Mas isso não duraria. O boom gerado pela produtividade criada com os avanços tecnológicos, iniciado na metade da década de 1990, perdeu a força 10 anos mais tarde. E os Estados Unidos jamais estabeleceram uma liderança tecnológica duradoura; a esta altura, para recorrer a um indicador visível, muitos países europeus contam com acesso à internet mais rápido e mais barato do que o americano.

A criação de empregos nos Estados Unidos também perdeu o ímpeto; a probabilidade de que pessoas em idade primária de trabalho estejam empregadas é a mesma na Europa e nos Estados Unidos.

Para além da economia, na década de 1990 muitos democratas acreditavam que seria possível atrair os votos dos eleitores brancos sem educação universitária por meio de uma combinação de retórica que validava suas atitudes —denúncias a Sister Souljah, posições duras sobre o crime— e cortes em programas que eram vistos como benéficos principalmente para pessoas negras. Clinton na verdade pôs fim ao programa de assistência a famílias com crianças dependentes, aquele que a maioria das pessoas criticava ao usar a expressão “vagabundos da Previdência”, sem oferecer um substituto real.

Mas nada disso funcionou. Se o antagonismo racial era propelido por percepções quanto à vida desordenada nos centros decadentes das grandes cidades, ele deveria ter desaparecido em meio ao declínio espetacular no número de crimes violentos entre o início da década de 1990 e a metade da década de 2010. Isso não aconteceu.

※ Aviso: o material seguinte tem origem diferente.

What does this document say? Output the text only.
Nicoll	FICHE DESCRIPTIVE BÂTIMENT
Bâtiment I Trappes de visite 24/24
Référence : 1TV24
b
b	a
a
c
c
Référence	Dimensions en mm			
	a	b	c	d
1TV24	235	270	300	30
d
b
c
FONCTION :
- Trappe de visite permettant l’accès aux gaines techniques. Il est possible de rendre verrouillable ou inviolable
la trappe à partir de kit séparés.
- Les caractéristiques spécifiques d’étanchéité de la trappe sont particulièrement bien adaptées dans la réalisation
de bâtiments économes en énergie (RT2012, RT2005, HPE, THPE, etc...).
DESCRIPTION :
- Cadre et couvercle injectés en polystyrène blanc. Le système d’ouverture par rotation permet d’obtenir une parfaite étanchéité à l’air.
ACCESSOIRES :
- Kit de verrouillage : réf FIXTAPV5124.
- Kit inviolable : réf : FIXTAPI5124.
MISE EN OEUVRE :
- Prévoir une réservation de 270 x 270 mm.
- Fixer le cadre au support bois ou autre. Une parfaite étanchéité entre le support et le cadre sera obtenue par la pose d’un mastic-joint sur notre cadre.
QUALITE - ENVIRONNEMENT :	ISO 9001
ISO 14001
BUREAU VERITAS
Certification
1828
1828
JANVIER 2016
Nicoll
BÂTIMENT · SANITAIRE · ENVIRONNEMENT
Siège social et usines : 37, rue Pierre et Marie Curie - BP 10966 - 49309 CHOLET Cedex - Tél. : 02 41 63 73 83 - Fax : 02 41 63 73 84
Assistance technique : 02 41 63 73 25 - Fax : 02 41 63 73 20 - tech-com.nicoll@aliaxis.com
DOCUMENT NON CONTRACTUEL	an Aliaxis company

Se esse antagonismo refletisse a percepção de que muitos homens negros capazes de trabalhar não estavam empregados, ele deveria ter desaparecido quando o problema do desemprego entre os homens em idade primária de trabalho (e o desordenamento social que acompanha a falta de empregos) se tornou tão severo em áreas rurais com maioria branca esmagadora quanto era nas cidades decadentes. Mas não desapareceu.

Em lugar disso, o comportamento eleitoral dos eleitores brancos de classe trabalhadora parece mais que nunca impulsionado pelo ressentimento racial. E não se pode reconquistar esses eleitores por meio de cortes nos gastos sociais; eles preferem que sua hostilidade racial seja servida crua. Trump e os seus lhes dão isso; democratas não podem fazê-lo sem se tornarem trumpistas.

Em outras palavras, se um dia houve um momento em que os legisladores democratas podiam nadar contra a corrente como indivíduos e se posicionar à direita de seu partido, o momento passou há muito tempo. Não importa o quanto eles forcem Biden a moderar suas ambições; não importa quantas declarações fervorosas de apoio à responsabilidade fiscal eles divulguem. Os republicanos continuarão a retratá-los como socialistas que querem zerar as verbas da polícia, e os eleitores que os democratas desorientados estão tentando conquistar acreditarão no que seus rivais dizem.

Assim, meu apelo aos democratas “moderados” é, por favor, acordem. Não estamos mais em 1999, e seu destino político depende de ajudar Joe Biden a governar efetivamente.